Le premier Eloul est le nouvel an pour la dîme
des animaux.
Le premier Tichri est le commencement de
l’année pour le compte des cycles chabbatiques et des années
jubilaires. Egalement pour la dîme des céréales et des légumes
verts.
Le quinze Chevat est le nouvel an pour les
arbres, en rapport à la dîme qu’il faut prélever sur les fruits.
Pourquoi quatre nouvel ans : Le concept de nouvel an est
l’idée d’une date repère afin d'indiquer la fin d'une année et le
commencement d'une nouvelle année, soit pour le calcul de la dîme
annuelle, soit pour le compte des années. S'il y a quatre « nouvel
an » c'est parce qu'il y a en fait quatre situations différentes qui
nécessitent la fixation d'une date repère.

Le quinze Chevat
La date du quinze du mois de Chevat est le nouvel an des arbres. Il
s'agit pour les sages de déterminer une date fixe pour le calcul de
la dîme des fruits des arbres.
Le principe de la dîme (maasser) est établi par le texte suivant : «
Parmi les enfants d'Israël, ils (les membres de la tribu de Lévi) ne
recevront pas de patrimoine, car la dîme que les enfants d'Israël
prélèveront pour Dieu, pour tribut, je la donne aux lévites comme
patrimoine… » (Nombres XVIII, 23-24).
C'est dans le Deutéronome (XIV, 22) que le texte vient préciser la
nature de cette dîme : « Prends la dîme de toute la récolte de ta
semence, de ce que rapporte chaque année ton champ ».
Le Sifra sur ce dernier verset indique que cela concerne tout ce qui
sert à la nourriture humaine, qui est propriété privée et qui est
produit du sol.
Entre dans cette catégorie, les fruits des arbres. Or pour
déterminer le début de l'année et ne pas mélanger la production
d'une année avec une autre, il convient de fixer une date de départ
en fonction de la période de maturation des produits concernés.
Dans la Guemara Roch Hachana (14a) Rabbi Eléazar explique, au nom de
Rabbi Ocha'aya, qu’au mois de Chevat, la majorité des pluies de
l'année sont déjà tombées.
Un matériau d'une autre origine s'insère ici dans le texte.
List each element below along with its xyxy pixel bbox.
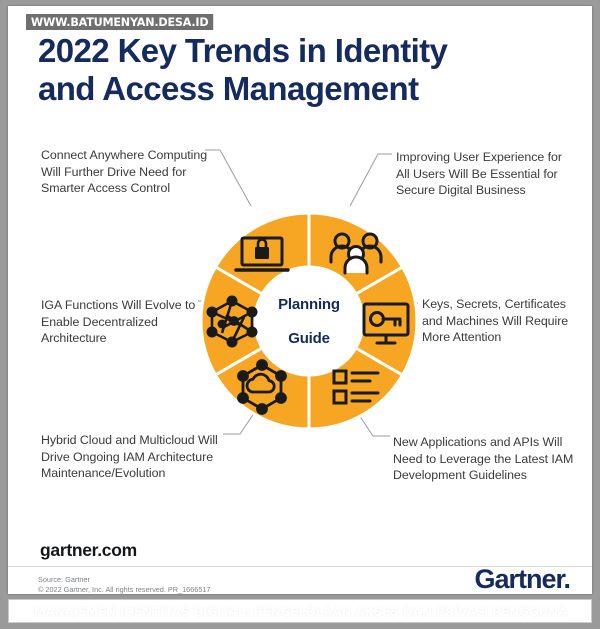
cloud-network-icon	[237, 359, 287, 415]
banner-text: MANAJEMEN IDENTITAS DIGITAL: PENGELOLAAN…	[33, 603, 567, 619]
infographic-card: WWW.BATUMENYAN.DESA.ID 2022 Key Trends i…	[8, 6, 592, 594]
page-title-line1: 2022 Key Trends in Identity	[38, 32, 448, 69]
bottom-banner: MANAJEMEN IDENTITAS DIGITAL: PENGELOLAAN…	[8, 599, 592, 623]
copyright-line: © 2022 Gartner, Inc. All rights reserved…	[38, 584, 211, 594]
watermark-text: WWW.BATUMENYAN.DESA.ID	[30, 15, 209, 29]
site-url[interactable]: gartner.com	[40, 540, 137, 560]
checklist-icon	[332, 369, 380, 405]
callout-middle-right: Keys, Secrets, Certificates and Machines…	[422, 297, 569, 345]
source-note: Source: Gartner © 2022 Gartner, Inc. All…	[38, 575, 211, 594]
watermark-badge: WWW.BATUMENYAN.DESA.ID	[26, 14, 214, 30]
callout-bottom-right: New Applications and APIs Will Need to L…	[393, 435, 574, 483]
users-group-icon	[329, 232, 383, 275]
gartner-logo: Gartner.	[474, 564, 571, 594]
source-line: Source: Gartner	[38, 575, 90, 584]
footer-divider	[8, 566, 592, 567]
connector-top-right	[349, 153, 392, 207]
callout-middle-left: IGA Functions Will Evolve to Enable Dece…	[41, 298, 196, 346]
callout-top-left: Connect Anywhere Computing Will Further …	[41, 148, 208, 196]
page-title: 2022 Key Trends in Identity and Access M…	[38, 32, 558, 108]
callout-top-right: Improving User Experience for All Users …	[396, 150, 562, 198]
mesh-network-icon	[206, 295, 258, 348]
planning-guide-wheel: Planning Guide	[198, 205, 420, 437]
wheel-hub	[256, 268, 362, 374]
laptop-lock-icon	[234, 236, 290, 272]
page-title-line2: and Access Management	[38, 70, 419, 107]
callout-bottom-left: Hybrid Cloud and Multicloud Will Drive O…	[41, 433, 218, 481]
monitor-key-icon	[362, 302, 410, 345]
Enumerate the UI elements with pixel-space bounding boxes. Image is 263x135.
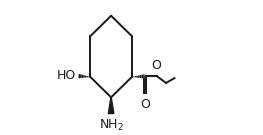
Polygon shape — [108, 97, 114, 114]
Text: NH$_2$: NH$_2$ — [99, 118, 124, 133]
Text: HO: HO — [57, 70, 76, 82]
Text: O: O — [151, 59, 161, 72]
Text: O: O — [140, 98, 150, 111]
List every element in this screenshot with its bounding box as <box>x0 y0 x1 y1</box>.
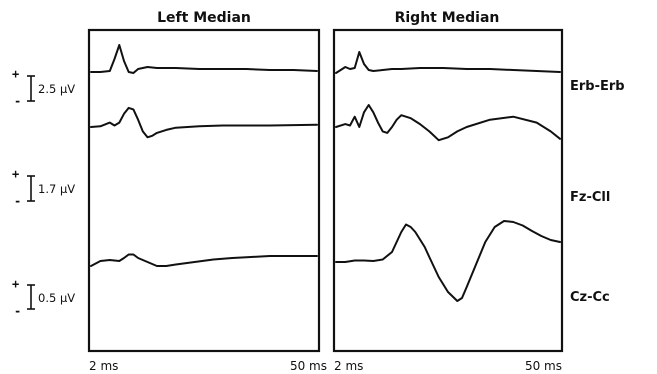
cal-bar-label: 2.5 µV <box>38 82 75 96</box>
cal-plus-sign: + <box>12 277 19 291</box>
panel-frame-right <box>332 28 564 353</box>
cal-minus-sign: - <box>14 94 21 108</box>
cal-plus-sign: + <box>12 167 19 181</box>
x-tick-left-end: 50 ms <box>290 359 327 373</box>
calibration-bar-3: + - 0.5 µV <box>12 277 75 318</box>
panel-title-right: Right Median <box>395 10 500 26</box>
trace-left-cz-cc <box>90 253 318 267</box>
calibration-bar-1: + - 2.5 µV <box>12 67 75 108</box>
trace-left-fz-cll <box>90 106 318 139</box>
trace-right-erb-erb <box>335 51 561 74</box>
x-tick-left-start: 2 ms <box>89 359 118 373</box>
channel-label-erb: Erb-Erb <box>570 79 625 94</box>
channel-label-fz: Fz-Cll <box>570 190 610 205</box>
channel-label-cz: Cz-Cc <box>570 290 610 305</box>
calibration-bar-2: + - 1.7 µV <box>12 167 75 208</box>
traces-left-median <box>90 44 318 267</box>
cal-minus-sign: - <box>14 194 21 208</box>
cal-bar-label: 0.5 µV <box>38 291 75 305</box>
traces-right-median <box>335 51 561 302</box>
trace-right-cz-cc <box>335 220 561 302</box>
cal-bar-label: 1.7 µV <box>38 182 75 196</box>
panel-frame-left <box>87 28 321 353</box>
cal-minus-sign: - <box>14 304 21 318</box>
trace-right-fz-cll <box>335 104 561 142</box>
trace-left-erb-erb <box>90 44 318 74</box>
x-tick-right-start: 2 ms <box>334 359 363 373</box>
cal-plus-sign: + <box>12 67 19 81</box>
panel-title-left: Left Median <box>157 10 251 26</box>
x-tick-right-end: 50 ms <box>525 359 562 373</box>
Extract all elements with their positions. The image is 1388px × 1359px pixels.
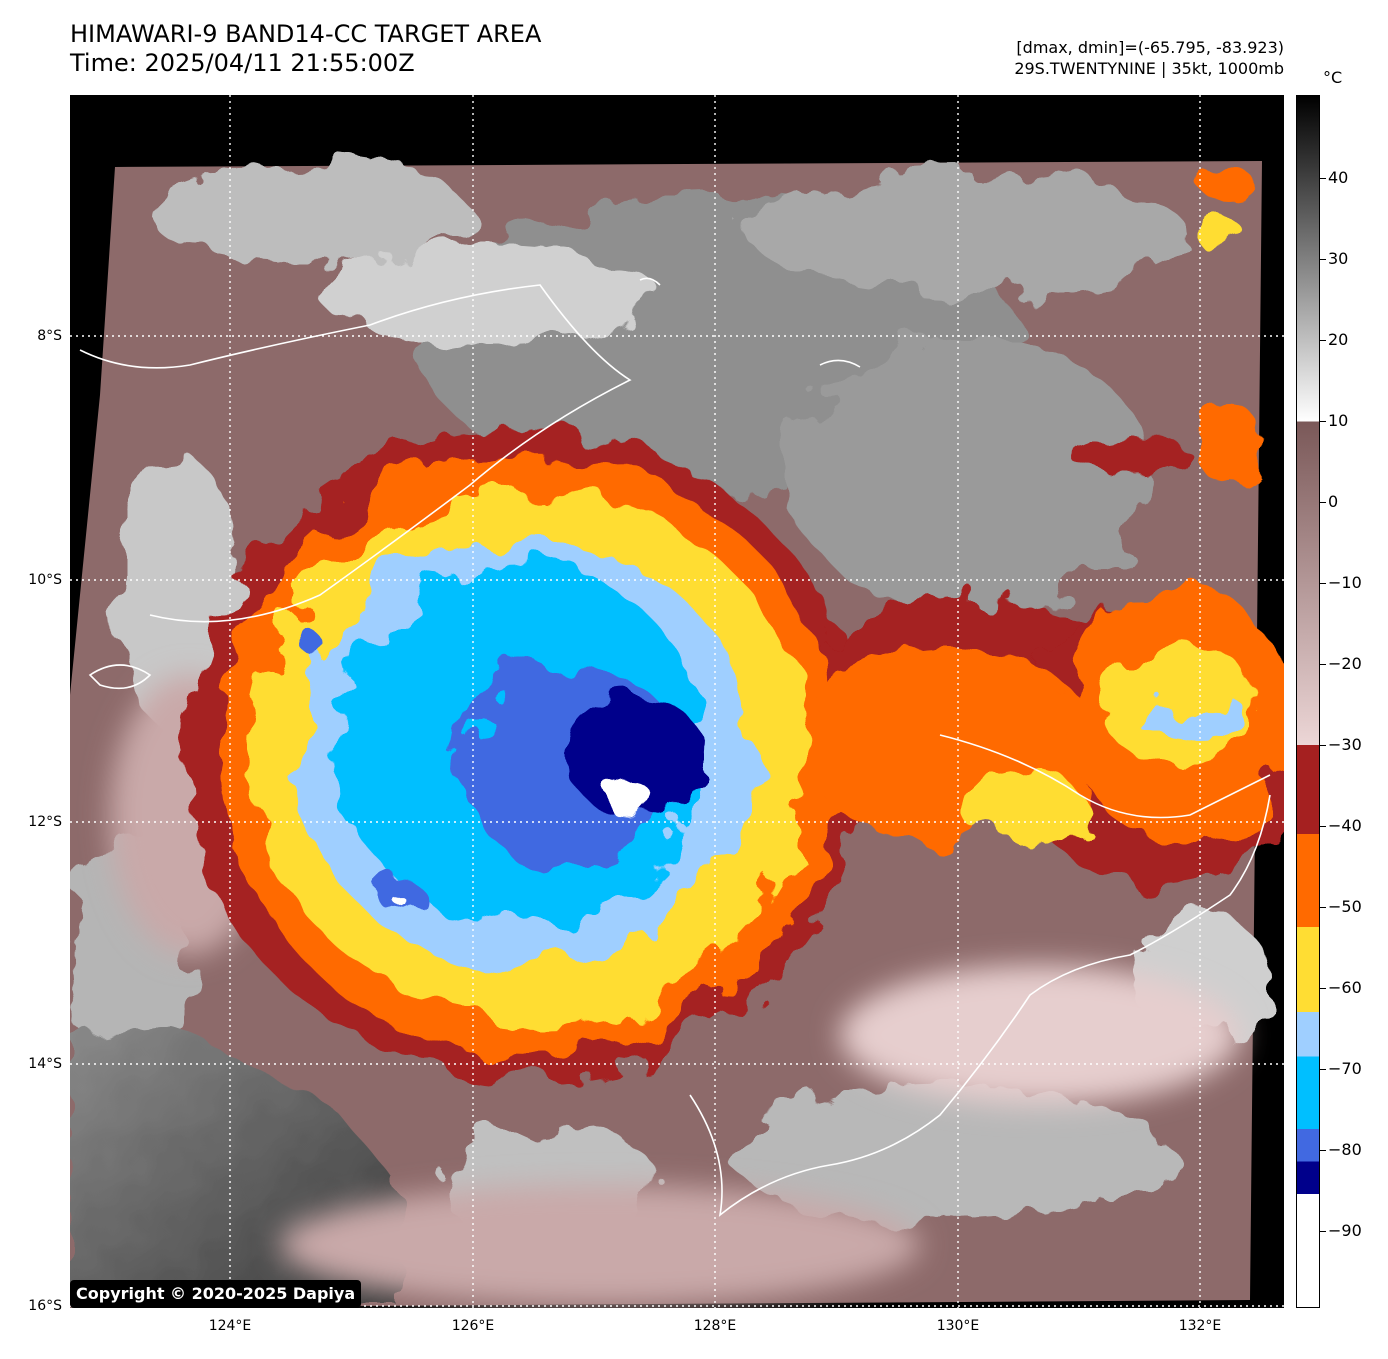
- colorbar-tick-mark: [1320, 907, 1326, 908]
- title-line-2: Time: 2025/04/11 21:55:00Z: [70, 49, 415, 77]
- colorbar-tick-mark: [1320, 826, 1326, 827]
- colorbar-tick-label: −10: [1328, 573, 1362, 592]
- colorbar: [1296, 95, 1320, 1308]
- colorbar-tick-label: −90: [1328, 1221, 1362, 1240]
- satellite-map: [70, 95, 1284, 1308]
- colorbar-tick-label: −60: [1328, 978, 1362, 997]
- storm-info-text: 29S.TWENTYNINE | 35kt, 1000mb: [1014, 59, 1284, 78]
- lat-label-12s: 12°S: [28, 814, 62, 830]
- colorbar-tick-mark: [1320, 583, 1326, 584]
- temp-range-text: [dmax, dmin]=(-65.795, -83.923): [1016, 38, 1284, 57]
- title-line-1: HIMAWARI-9 BAND14-CC TARGET AREA: [70, 20, 542, 48]
- map-svg: [70, 95, 1284, 1308]
- copyright-badge: Copyright © 2020-2025 Dapiya: [70, 1280, 362, 1308]
- colorbar-tick-label: 0: [1328, 492, 1339, 511]
- chart-title: HIMAWARI-9 BAND14-CC TARGET AREA Time: 2…: [70, 20, 541, 78]
- lat-label-8s: 8°S: [37, 328, 62, 344]
- lon-label-126e: 126°E: [451, 1318, 495, 1334]
- colorbar-tick-mark: [1320, 340, 1326, 341]
- colorbar-tick-label: 20: [1328, 330, 1349, 349]
- colorbar-tick-mark: [1320, 1069, 1326, 1070]
- lon-label-132e: 132°E: [1178, 1318, 1222, 1334]
- colorbar-tick-mark: [1320, 1150, 1326, 1151]
- colorbar-unit: °C: [1323, 68, 1343, 87]
- colorbar-tick-label: −70: [1328, 1059, 1362, 1078]
- lon-label-124e: 124°E: [208, 1318, 252, 1334]
- storm-core: [296, 630, 705, 913]
- colorbar-tick-label: −30: [1328, 735, 1362, 754]
- lon-label-128e: 128°E: [693, 1318, 737, 1334]
- lat-label-10s: 10°S: [28, 572, 62, 588]
- colorbar-tick-mark: [1320, 421, 1326, 422]
- colorbar-tick-label: 40: [1328, 168, 1349, 187]
- colorbar-tick-mark: [1320, 178, 1326, 179]
- colorbar-tick-mark: [1320, 988, 1326, 989]
- lon-label-130e: 130°E: [936, 1318, 980, 1334]
- colorbar-tick-mark: [1320, 664, 1326, 665]
- storm-meta: [dmax, dmin]=(-65.795, -83.923) 29S.TWEN…: [1014, 37, 1284, 79]
- colorbar-tick-label: −20: [1328, 654, 1362, 673]
- colorbar-tick-label: 10: [1328, 411, 1349, 430]
- lat-label-14s: 14°S: [28, 1056, 62, 1072]
- colorbar-tick-mark: [1320, 502, 1326, 503]
- colorbar-tick-label: 30: [1328, 249, 1349, 268]
- colorbar-tick-label: −80: [1328, 1140, 1362, 1159]
- colorbar-tick-label: −40: [1328, 816, 1362, 835]
- colorbar-tick-mark: [1320, 259, 1326, 260]
- ne-convection: [1070, 169, 1265, 485]
- lat-label-16s: 16°S: [28, 1298, 62, 1314]
- coastlines: [79, 277, 1271, 1217]
- colorbar-tick-mark: [1320, 745, 1326, 746]
- colorbar-tick-label: −50: [1328, 897, 1362, 916]
- gridlines: [70, 95, 1284, 1308]
- colorbar-tick-mark: [1320, 1231, 1326, 1232]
Cette période peut donc apparaître comme
la fin de l'année des pluies, dès lors tout ce qui va pousser
ensuite peut être associé à l'année suivante. C'est avec la nouvelle
poussée de sève dans les arbres, comme l'explique Rachi, que la
nouvelle récolte est en préparation. Bien évidemment ces
considérations climatiques ne sont valables que par rapport à la
terre d'Israël.
Tou Bichevat ne donne lieu à aucune prière supplémentaire dans
l’office quotidien. Le jeune est interdit, et il n’y a aucune
interdiction de travailler. Néanmoins, on ne dit pas Ta’hanoun le 15
Chevat, ni à Min’ha le jour qui précède.